NCJ Number
115261
Journal
Criminal Justice Ethics Volume: 7 Issue: 2 Dated: (Summer-Fall 1988) Pages: 23-36
Date Published
1988
Length
14 pages
Annotation
This paper addresses the legitimate scope of criminal law, specifically with respect to legal moralism, which holds that the immorality of a class of action is a good reason for criminalizing that class of action.
Abstract
Classical legal moralist positions typically include not only arguments for the legitimacy of criminalization of immoral behavior, but an ideal set of rules and values which the law is to enforce. Other legal moralists argue that the State should enforce a moral consensus within its own community. Patrick Devlin and Ronald Dworkin defend this species of moralism on the ground that this position is required by democratic principles.
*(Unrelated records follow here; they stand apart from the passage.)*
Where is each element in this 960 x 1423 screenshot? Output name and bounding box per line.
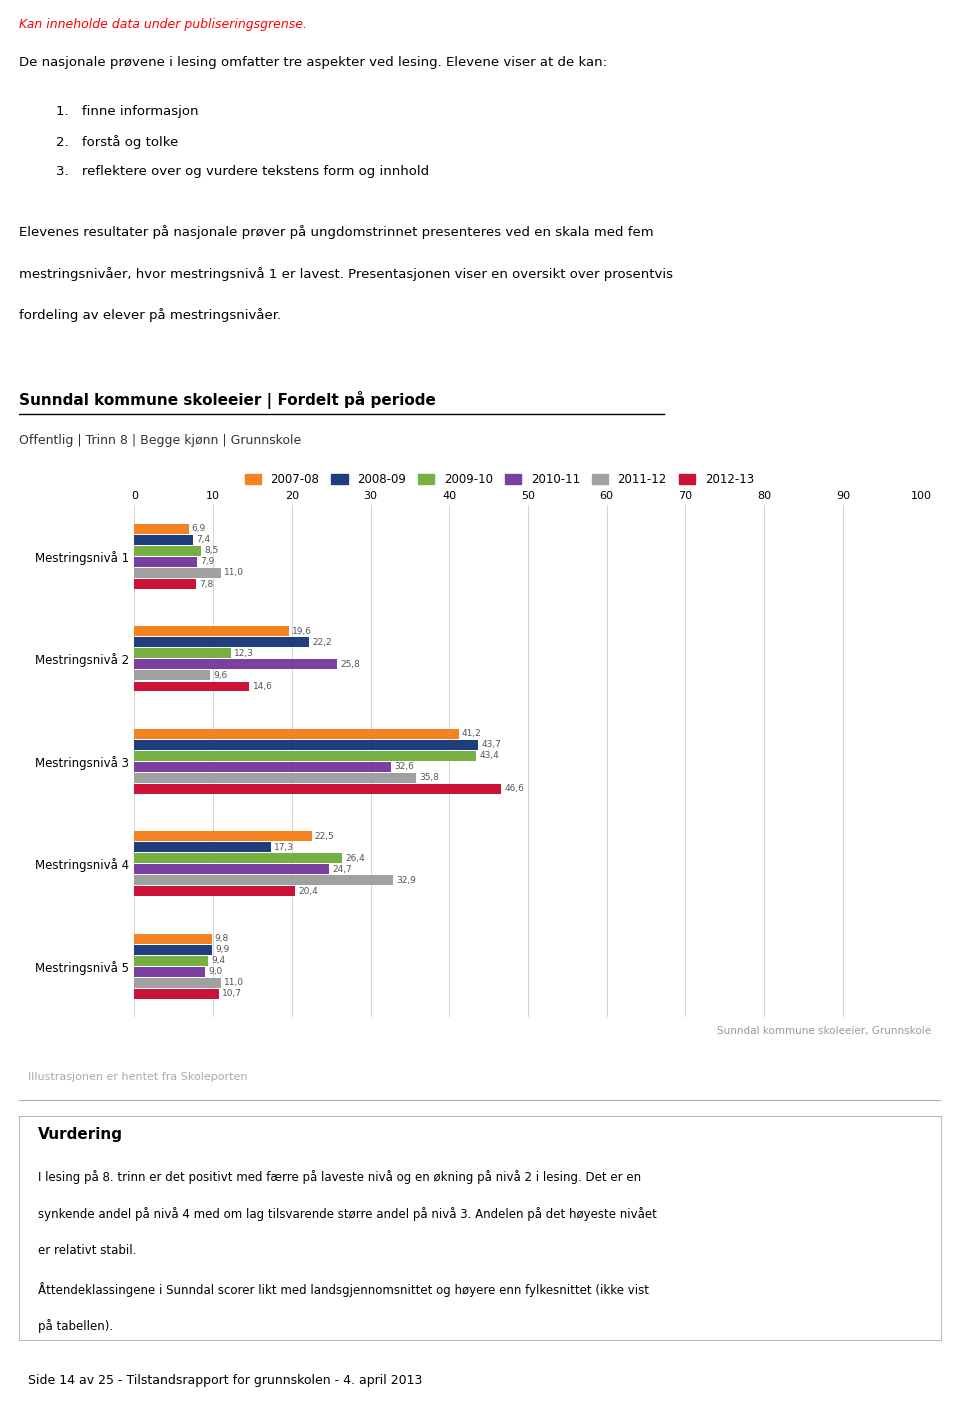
Bar	[134, 682, 250, 692]
Bar	[134, 626, 289, 636]
Text: Sunndal kommune skoleeier | Fordelt på periode: Sunndal kommune skoleeier | Fordelt på p…	[19, 391, 436, 408]
Text: 26,4: 26,4	[346, 854, 365, 862]
Text: 3.  reflektere over og vurdere tekstens form og innhold: 3. reflektere over og vurdere tekstens f…	[56, 165, 429, 178]
Bar	[134, 784, 501, 794]
Bar	[134, 978, 221, 988]
Bar	[134, 568, 221, 578]
Text: Illustrasjonen er hentet fra Skoleporten: Illustrasjonen er hentet fra Skoleporten	[29, 1072, 248, 1083]
Text: De nasjonale prøvene i lesing omfatter tre aspekter ved lesing. Elevene viser at: De nasjonale prøvene i lesing omfatter t…	[19, 55, 608, 68]
Text: Åttendeklassingene i Sunndal scorer likt med landsgjennomsnittet og høyere enn f: Åttendeklassingene i Sunndal scorer likt…	[37, 1282, 649, 1296]
Bar	[134, 773, 417, 783]
Text: Offentlig | Trinn 8 | Begge kjønn | Grunnskole: Offentlig | Trinn 8 | Begge kjønn | Grun…	[19, 434, 301, 447]
Text: 43,7: 43,7	[482, 740, 501, 748]
Bar	[134, 659, 338, 669]
Text: Side 14 av 25 - Tilstandsrapport for grunnskolen - 4. april 2013: Side 14 av 25 - Tilstandsrapport for gru…	[29, 1373, 422, 1387]
Text: 7,4: 7,4	[196, 535, 210, 544]
Text: mestringsnivåer, hvor mestringsnivå 1 er lavest. Presentasjonen viser en oversik: mestringsnivåer, hvor mestringsnivå 1 er…	[19, 268, 673, 280]
Bar	[134, 546, 202, 556]
Text: 20,4: 20,4	[299, 887, 318, 896]
Bar	[134, 933, 211, 943]
Text: 8,5: 8,5	[204, 546, 219, 555]
Bar	[134, 740, 478, 750]
Bar	[134, 638, 309, 647]
Bar	[134, 945, 212, 955]
Bar	[134, 579, 196, 589]
Text: 11,0: 11,0	[224, 979, 244, 988]
Text: 17,3: 17,3	[274, 842, 294, 851]
Text: synkende andel på nivå 4 med om lag tilsvarende større andel på nivå 3. Andelen : synkende andel på nivå 4 med om lag tils…	[37, 1207, 657, 1221]
Text: 22,5: 22,5	[315, 831, 334, 841]
Text: 12,3: 12,3	[234, 649, 254, 657]
Bar	[134, 989, 219, 999]
Bar	[134, 864, 329, 874]
Text: 6,9: 6,9	[192, 524, 206, 534]
Text: 19,6: 19,6	[292, 626, 312, 636]
Text: 7,9: 7,9	[200, 558, 214, 566]
Text: 43,4: 43,4	[479, 751, 499, 760]
Text: 32,9: 32,9	[396, 877, 417, 885]
Text: 9,6: 9,6	[213, 672, 228, 680]
Bar	[134, 854, 342, 864]
Text: 25,8: 25,8	[341, 660, 361, 669]
Text: Sunndal kommune skoleeier, Grunnskole: Sunndal kommune skoleeier, Grunnskole	[717, 1026, 931, 1036]
Bar	[134, 729, 459, 739]
Text: 22,2: 22,2	[312, 638, 332, 646]
Bar	[134, 842, 271, 852]
Text: Kan inneholde data under publiseringsgrense.: Kan inneholde data under publiseringsgre…	[19, 18, 307, 31]
Bar	[134, 887, 295, 896]
Text: 9,8: 9,8	[215, 933, 228, 943]
Bar	[134, 556, 197, 566]
Text: 9,0: 9,0	[208, 968, 223, 976]
Legend: 2007-08, 2008-09, 2009-10, 2010-11, 2011-12, 2012-13: 2007-08, 2008-09, 2009-10, 2010-11, 2011…	[240, 468, 758, 491]
Text: fordeling av elever på mestringsnivåer.: fordeling av elever på mestringsnivåer.	[19, 309, 281, 323]
Bar	[134, 875, 394, 885]
Text: 32,6: 32,6	[395, 763, 414, 771]
Text: 7,8: 7,8	[199, 579, 213, 589]
Text: 14,6: 14,6	[252, 682, 273, 692]
Bar	[134, 761, 391, 771]
Bar	[134, 966, 205, 976]
Text: er relativt stabil.: er relativt stabil.	[37, 1244, 136, 1257]
Text: I lesing på 8. trinn er det positivt med færre på laveste nivå og en økning på n: I lesing på 8. trinn er det positivt med…	[37, 1170, 640, 1184]
Text: på tabellen).: på tabellen).	[37, 1319, 112, 1333]
Text: Elevenes resultater på nasjonale prøver på ungdomstrinnet presenteres ved en ska: Elevenes resultater på nasjonale prøver …	[19, 225, 654, 239]
Bar	[134, 670, 210, 680]
Text: 10,7: 10,7	[222, 989, 242, 999]
Text: Vurdering: Vurdering	[37, 1127, 123, 1141]
Text: 2.  forstå og tolke: 2. forstå og tolke	[56, 135, 179, 149]
Bar	[134, 751, 476, 761]
Text: 35,8: 35,8	[420, 774, 440, 783]
Text: 9,4: 9,4	[211, 956, 226, 965]
Text: 41,2: 41,2	[462, 729, 482, 739]
Text: 46,6: 46,6	[504, 784, 524, 794]
Bar	[134, 524, 189, 534]
Bar	[134, 649, 231, 659]
Bar	[134, 831, 311, 841]
Bar	[134, 956, 208, 966]
Bar	[134, 535, 193, 545]
Text: 9,9: 9,9	[215, 945, 229, 953]
Text: 24,7: 24,7	[332, 865, 351, 874]
Text: 11,0: 11,0	[224, 569, 244, 578]
Text: 1.  finne informasjon: 1. finne informasjon	[56, 105, 199, 118]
Devlin argues that no satisfactory set of rational standards for the analysis and evaluation of moral judgments has ever been produced, and that none seems forthcoming. Dworkin claims to have produced a set of rational standards for determining when a judgment is a moral judgment, but not for determining the judgement's correctness. A limited legal moralism is proposed that posits that a class of conduct is immoral only if it is identified as immoral and ought not be engaged in according to any reasonable moral code. This class of conduct ought to be discouraged under such conditions, but should be criminalized only if it is a serious enough wrong to justify permission to prevent others from doing it according to any reasonable moral code. Such an approach requires that moral positions be rationally defensible and that analogs of methodological models appropriate to nonmoral contexts can provide a bridge between what various moral positions stipulate and what behavior can be justifiably criminalized. 51 notes.